It is said that BIMCO is reacting to the booming ship sale and leaseback market by developing a standard term sheet for use by shipowners; leasing companies and lawyers.
The second meeting of the drafting committee developing the new standard took place at the offices of BW Group in Singapore, on Monday, January 13 and Tuesday, January14.
Drafting work is carried out based on BIMCO’s two term sheets for bilateral and syndicated ship financing, SHIPTERM and SHIPTERM S, which are being adapted to fit sale and leaseback transactions.
The new term sheet aims to cater for both financing and operating leases and will cover the sale and purchase of the ship and the bareboat charter of the ship.
It is said that work is expected to continue when the drafting committee meets again on 17-18 March, this time at Wah Kwong’s offices in Hong Kong.
Once the draft is ready, it will be distributed for wider industry consultation.
Nick Fell, Executive Vice President, Corporate Services and General Counsel of BW Group and chairperson of the drafting committee in charge of the work commented that “it is extremely important for us to get input from experts in the market to make sure that the term sheet BIMCO publishes reflects practice and is acknowledged as a fair and balanced starting point for the parties’ negotiations.”
There has been a steep increase in sale and leaseback transactions over the past decade. Still, this is an area where stakeholders approach certain elements of sale and leaseback transactions quite differently.
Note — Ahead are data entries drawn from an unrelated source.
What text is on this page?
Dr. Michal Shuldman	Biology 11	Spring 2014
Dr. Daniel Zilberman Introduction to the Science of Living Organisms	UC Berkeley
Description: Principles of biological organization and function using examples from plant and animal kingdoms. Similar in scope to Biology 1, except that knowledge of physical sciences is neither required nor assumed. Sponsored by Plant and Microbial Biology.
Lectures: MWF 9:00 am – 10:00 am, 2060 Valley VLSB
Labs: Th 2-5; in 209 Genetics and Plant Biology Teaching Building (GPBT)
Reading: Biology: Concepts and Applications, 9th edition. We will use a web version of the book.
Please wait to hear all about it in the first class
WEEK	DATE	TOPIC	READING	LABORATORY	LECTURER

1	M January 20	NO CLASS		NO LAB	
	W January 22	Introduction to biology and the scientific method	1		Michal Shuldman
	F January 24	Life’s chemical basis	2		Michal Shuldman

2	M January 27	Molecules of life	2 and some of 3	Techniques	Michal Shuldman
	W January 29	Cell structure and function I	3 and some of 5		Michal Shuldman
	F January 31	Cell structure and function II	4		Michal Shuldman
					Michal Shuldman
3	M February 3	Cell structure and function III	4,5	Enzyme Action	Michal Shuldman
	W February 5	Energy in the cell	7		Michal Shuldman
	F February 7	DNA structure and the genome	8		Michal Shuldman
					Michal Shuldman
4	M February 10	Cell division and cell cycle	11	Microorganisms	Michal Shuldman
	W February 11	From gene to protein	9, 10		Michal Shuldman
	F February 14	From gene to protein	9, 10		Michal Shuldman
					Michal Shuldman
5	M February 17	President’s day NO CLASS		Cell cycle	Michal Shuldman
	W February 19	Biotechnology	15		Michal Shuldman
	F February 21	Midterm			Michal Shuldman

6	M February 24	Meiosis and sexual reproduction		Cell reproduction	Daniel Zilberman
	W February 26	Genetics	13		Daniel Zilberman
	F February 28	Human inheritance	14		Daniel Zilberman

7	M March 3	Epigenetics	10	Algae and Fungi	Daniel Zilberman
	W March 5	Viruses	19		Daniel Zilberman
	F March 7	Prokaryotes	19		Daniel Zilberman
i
It is therefore vital that BIMCO develops a standard which is representative of how stakeholders manage these transactions.
The drafting committee consists of Alexandros Laios of Navios Corporation; Catherine Smith of Wah Kwong; Conor Warde of Mayer Brown; Jia Zhang of China Development Bank Leasing; Jay Shi of China Merchants Bank Financial Leasing; Lawrence Chao of Island Navigation; Matt Hannaford of Hannaford Turner LLP; Olga Petrovic of Linklaters LLP; Shen Zhao from CSIC Leasin, and Wilson Wei Liu of Minsheng Financial Leasing.
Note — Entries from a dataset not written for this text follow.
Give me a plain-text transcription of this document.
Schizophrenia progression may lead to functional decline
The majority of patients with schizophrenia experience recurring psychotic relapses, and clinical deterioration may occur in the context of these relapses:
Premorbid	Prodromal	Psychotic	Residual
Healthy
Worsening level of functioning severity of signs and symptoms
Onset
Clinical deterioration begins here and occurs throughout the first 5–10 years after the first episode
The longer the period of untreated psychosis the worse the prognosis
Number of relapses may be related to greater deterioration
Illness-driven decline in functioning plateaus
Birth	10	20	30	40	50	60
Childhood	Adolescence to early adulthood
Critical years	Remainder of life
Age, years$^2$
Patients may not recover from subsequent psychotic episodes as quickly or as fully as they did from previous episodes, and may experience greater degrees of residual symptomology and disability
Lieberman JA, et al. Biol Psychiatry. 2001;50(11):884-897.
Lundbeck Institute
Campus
It was in 2017 when leasing companies were tightening their stranglehold over container equipment ownership, as ocean carriers were cutting back on new purchasing and sell older inventory for leaseback. Yet, the lessors’ rapid expansion had come at a price as the combination of low borrowing costs and competitive pressures had had an adverse impact on lease rates and accompanying investment returns.